Potatoes may be on the no-no list for high-protein diets, but a University of Florida researcher says a new low-carb potato will help win back die-hard carbohydrate counters.
“Consumers are going to love the flavor and appearance of this potato and the fact it has 30 percent fewer carbohydrates compared to a standard Russet baking potato,” says Chad Hutchinson, an assistant professor of horticulture with UF’s Institute of Food and Agricultural Sciences.
“The potato doesn’t look or taste like anything that’s now on the market, and it’s not a genetically engineered crop,” Hutchinson adds. “When it comes to beautiful potatoes, this one is a real winner for growers and consumers.”
Hutchinson, a potato expert, said five seasons of evaluation in his research program at UF show the tuber can handle Florida weather extremes and is ready to be marketed as a premium, gourmet potato. UF is the first test site in the United States for the European import, which was developed by HZPC, a seed company based in the Netherlands.
Available to consumers in January 2005, the new spud will be marketed under a yet-to-be determined name, and is expected to be a boon for Florida’s $120 million potato industry.
Hutchinson said 3.5 ounces of the new potato contain about 13 grams of carbohydrate compared to around 19 grams in the same size serving of a Russet Burbank potato.

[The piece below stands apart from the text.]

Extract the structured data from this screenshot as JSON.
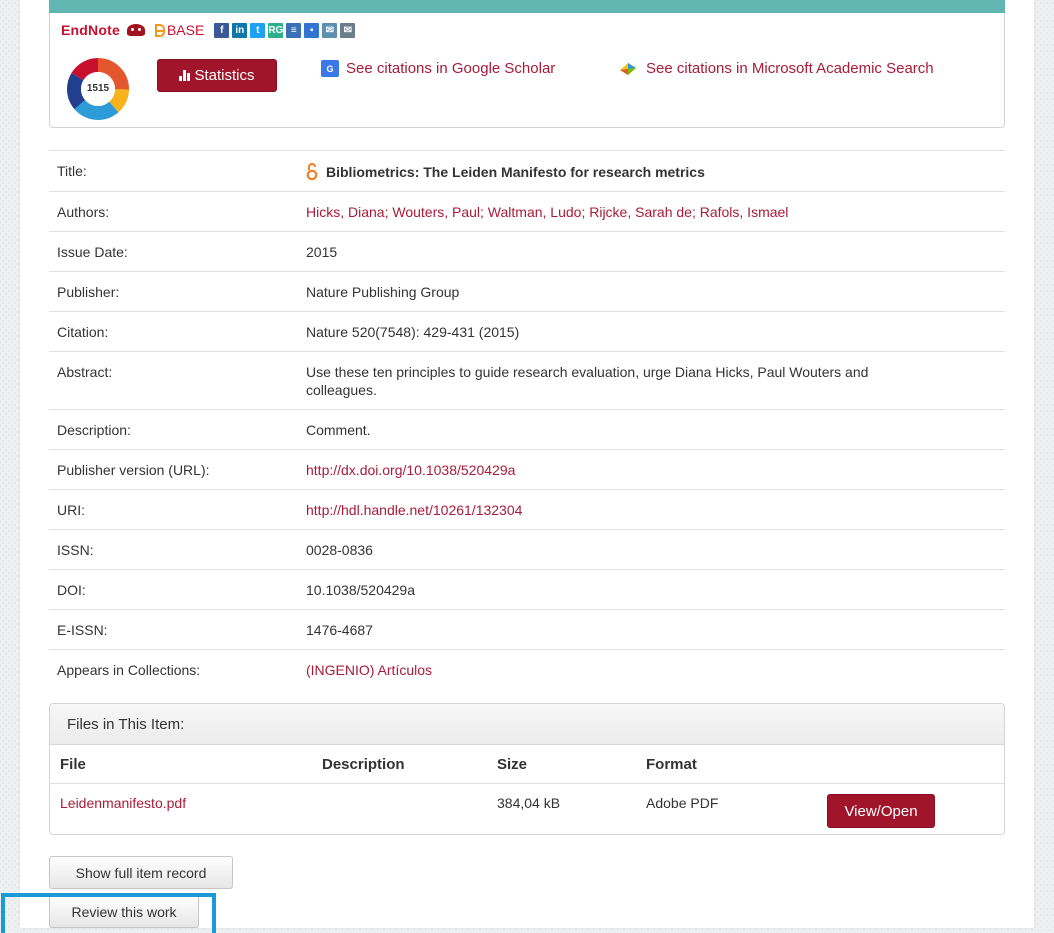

“Although potatoes are not part of the Atkins diet, the fact of the matter is that potatoes contain no fat, and they are a good source of fiber, protein and vitamins. They have Vitamin C and B-6, and are low in sodium and high in potassium. And, potato skins are an excellent source of fiber,” Hutchinson says.

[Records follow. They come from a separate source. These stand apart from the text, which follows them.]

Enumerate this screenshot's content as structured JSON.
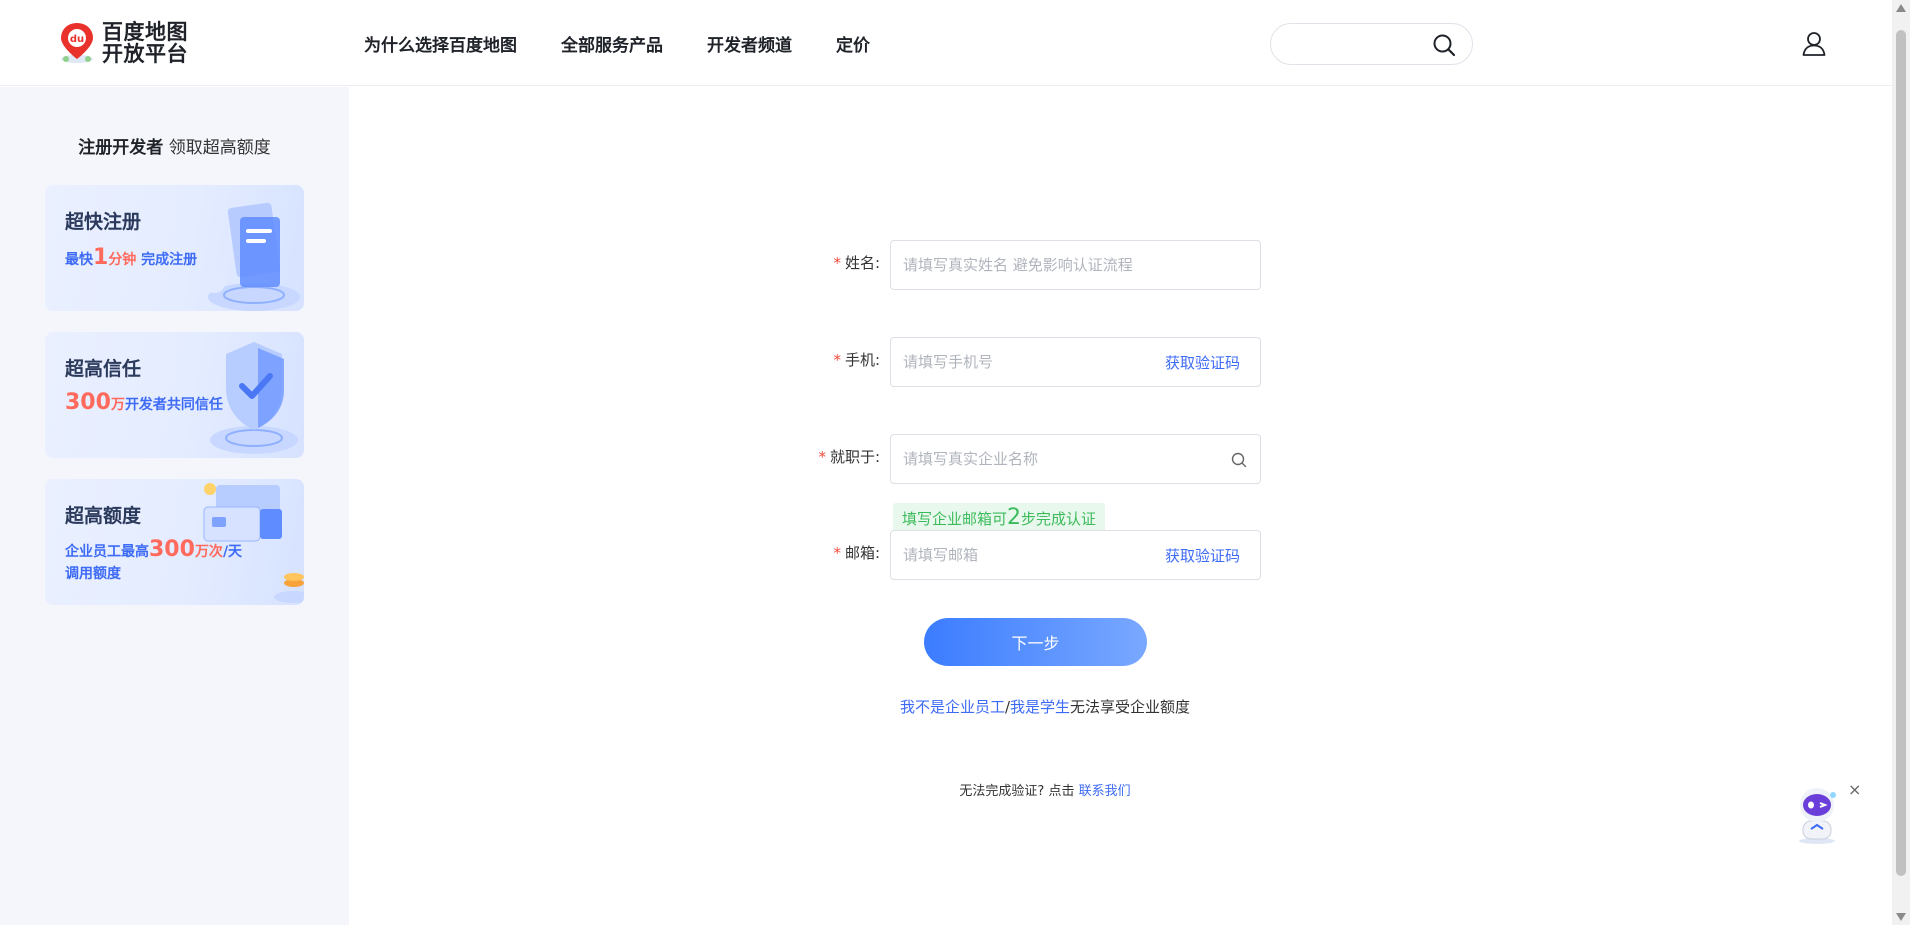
{
  "header": {
    "logo_line1": "百度地图",
    "logo_line2": "开放平台",
    "logo_badge": "du",
    "nav": [
      {
        "label": "为什么选择百度地图"
      },
      {
        "label": "全部服务产品"
      },
      {
        "label": "开发者频道"
      },
      {
        "label": "定价"
      }
    ],
    "search_value": "",
    "search_icon": "search-icon",
    "user_icon": "user-icon"
  },
  "sidebar": {
    "title_bold": "注册开发者",
    "title_rest": " 领取超高额度",
    "cards": [
      {
        "title": "超快注册",
        "sub_prefix": "最快",
        "sub_num": "1",
        "sub_unit": "分钟",
        "sub_suffix": " 完成注册"
      },
      {
        "title": "超高信任",
        "sub_num": "300",
        "sub_unit": "万",
        "sub_suffix": "开发者共同信任"
      },
      {
        "title": "超高额度",
        "sub_prefix": "企业员工最高",
        "sub_num": "300",
        "sub_unit": "万次",
        "sub_suffix": "/天",
        "sub_line2": "调用额度"
      }
    ]
  },
  "form": {
    "name": {
      "label": "姓名:",
      "placeholder": "请填写真实姓名 避免影响认证流程",
      "value": ""
    },
    "phone": {
      "label": "手机:",
      "placeholder": "请填写手机号",
      "value": "",
      "code_label": "获取验证码"
    },
    "company": {
      "label": "就职于:",
      "placeholder": "请填写真实企业名称",
      "value": ""
    },
    "hint_prefix": "填写企业邮箱可",
    "hint_num": "2",
    "hint_suffix": "步完成认证",
    "email": {
      "label": "邮箱:",
      "placeholder": "请填写邮箱",
      "value": "",
      "code_label": "获取验证码"
    },
    "required_mark": "*",
    "next_label": "下一步",
    "alt_link1": "我不是企业员工",
    "alt_sep": "/",
    "alt_link2": "我是学生",
    "alt_tail": "无法享受企业额度",
    "help_text": "无法完成验证? 点击 ",
    "help_link": "联系我们"
  },
  "colors": {
    "accent": "#3e6bf5",
    "required": "#f04b3b",
    "hint_green": "#3cbb5c",
    "sidebar_bg": "#f4f6fb"
  },
  "assistant": {
    "close_label": "×",
    "icon": "robot-assistant-icon"
  }
}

Independent research in Canada confirmed the spud’s low-carbohydrate profile. Hutchinson says it is due in part to the lower specific gravity, which relates to the amount of starch in the potato, compared to the more widely recognized Russet Burbank baking potato. “The smooth, buff-colored skin and light yellow flesh make this potato an attractive and tasty alternative in many traditional potato recipes,” he says.
To prepare for what they hope will be a surge in potato consumption by consumers and food processors, Florida potato growers have formed the SunFresh of Florida Marketing Cooperative.

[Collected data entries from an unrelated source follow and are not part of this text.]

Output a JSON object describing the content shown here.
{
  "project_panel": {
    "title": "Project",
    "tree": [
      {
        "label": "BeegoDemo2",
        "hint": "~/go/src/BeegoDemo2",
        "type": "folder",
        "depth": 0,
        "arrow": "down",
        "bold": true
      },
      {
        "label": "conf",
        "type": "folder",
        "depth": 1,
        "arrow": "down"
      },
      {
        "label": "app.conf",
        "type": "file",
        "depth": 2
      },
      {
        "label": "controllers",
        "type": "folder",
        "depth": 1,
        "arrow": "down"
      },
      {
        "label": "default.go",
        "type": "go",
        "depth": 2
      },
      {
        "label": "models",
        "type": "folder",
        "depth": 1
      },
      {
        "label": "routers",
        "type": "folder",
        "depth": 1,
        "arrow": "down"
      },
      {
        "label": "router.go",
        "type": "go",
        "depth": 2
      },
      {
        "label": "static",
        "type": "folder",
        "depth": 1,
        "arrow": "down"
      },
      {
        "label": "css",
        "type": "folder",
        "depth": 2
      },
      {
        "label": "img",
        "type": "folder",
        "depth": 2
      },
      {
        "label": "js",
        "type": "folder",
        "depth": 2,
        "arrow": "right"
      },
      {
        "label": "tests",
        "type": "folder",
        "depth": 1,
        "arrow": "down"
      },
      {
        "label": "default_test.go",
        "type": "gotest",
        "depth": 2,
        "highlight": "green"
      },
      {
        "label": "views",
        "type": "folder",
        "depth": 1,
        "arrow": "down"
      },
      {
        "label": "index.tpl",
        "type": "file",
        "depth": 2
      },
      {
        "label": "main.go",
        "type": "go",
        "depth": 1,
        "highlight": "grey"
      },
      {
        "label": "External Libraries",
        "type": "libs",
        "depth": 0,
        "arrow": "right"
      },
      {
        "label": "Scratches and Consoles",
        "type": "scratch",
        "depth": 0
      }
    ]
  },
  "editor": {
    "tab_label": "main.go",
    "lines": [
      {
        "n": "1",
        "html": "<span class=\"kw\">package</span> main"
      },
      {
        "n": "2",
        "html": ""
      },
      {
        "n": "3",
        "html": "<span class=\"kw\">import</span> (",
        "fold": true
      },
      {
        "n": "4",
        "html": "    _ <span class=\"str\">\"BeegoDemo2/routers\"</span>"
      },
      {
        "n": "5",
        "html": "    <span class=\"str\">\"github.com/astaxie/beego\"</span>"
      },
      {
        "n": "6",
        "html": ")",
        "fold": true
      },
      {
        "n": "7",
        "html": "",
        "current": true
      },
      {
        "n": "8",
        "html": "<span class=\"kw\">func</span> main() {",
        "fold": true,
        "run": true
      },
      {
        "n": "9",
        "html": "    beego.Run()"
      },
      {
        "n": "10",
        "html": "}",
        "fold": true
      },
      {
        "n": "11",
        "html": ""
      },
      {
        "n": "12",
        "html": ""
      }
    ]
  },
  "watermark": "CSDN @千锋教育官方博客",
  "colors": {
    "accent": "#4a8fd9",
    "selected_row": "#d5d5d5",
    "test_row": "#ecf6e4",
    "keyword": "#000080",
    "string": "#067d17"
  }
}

Wayne Smith, president of the cooperative in Hastings, says commercial growers will plant their first crop in September for a January harvest, and the potato can be grown throughout Florida’s potato-growing areas. Markets for the Florida tubers include the U.S. Northeast and Canada.
Don Northcott, marketing manager for HZPC Americas Corp., on Prince Edward Island, Canada, says the new variety grows in a very short period of time. The potato can be harvested in 65 to 75 days compared to more than 100 days for existing potato varieties grown in Florida. The shorter growing period will allow spring and fall crops to be produced for harvesting from January through June.
“The variety has high tolerance to environmental stresses like high temperatures or dry weather. In fact, under warm weather conditions, this variety develops an extremely attractive appearance in terms of brightness of skin and smooth appearance,” Northcott says.
He says the potato skin develops early, which enhances resistance to mechanical damage so the potatoes can arrive on store shelves with minimal defects. The variety has some resistance to tuber greening, which increases store shelf life.
“The combination of good Florida soils, warm temperatures and the experience of Florida producers sets the stage for delivery of a fresh potato flavor treat for consumers in northern areas of the U.S. as well as Canadian consumers,” Northcott says. “We are looking forward to the first crop of fresh, low-carb potatoes from Florida this coming January.”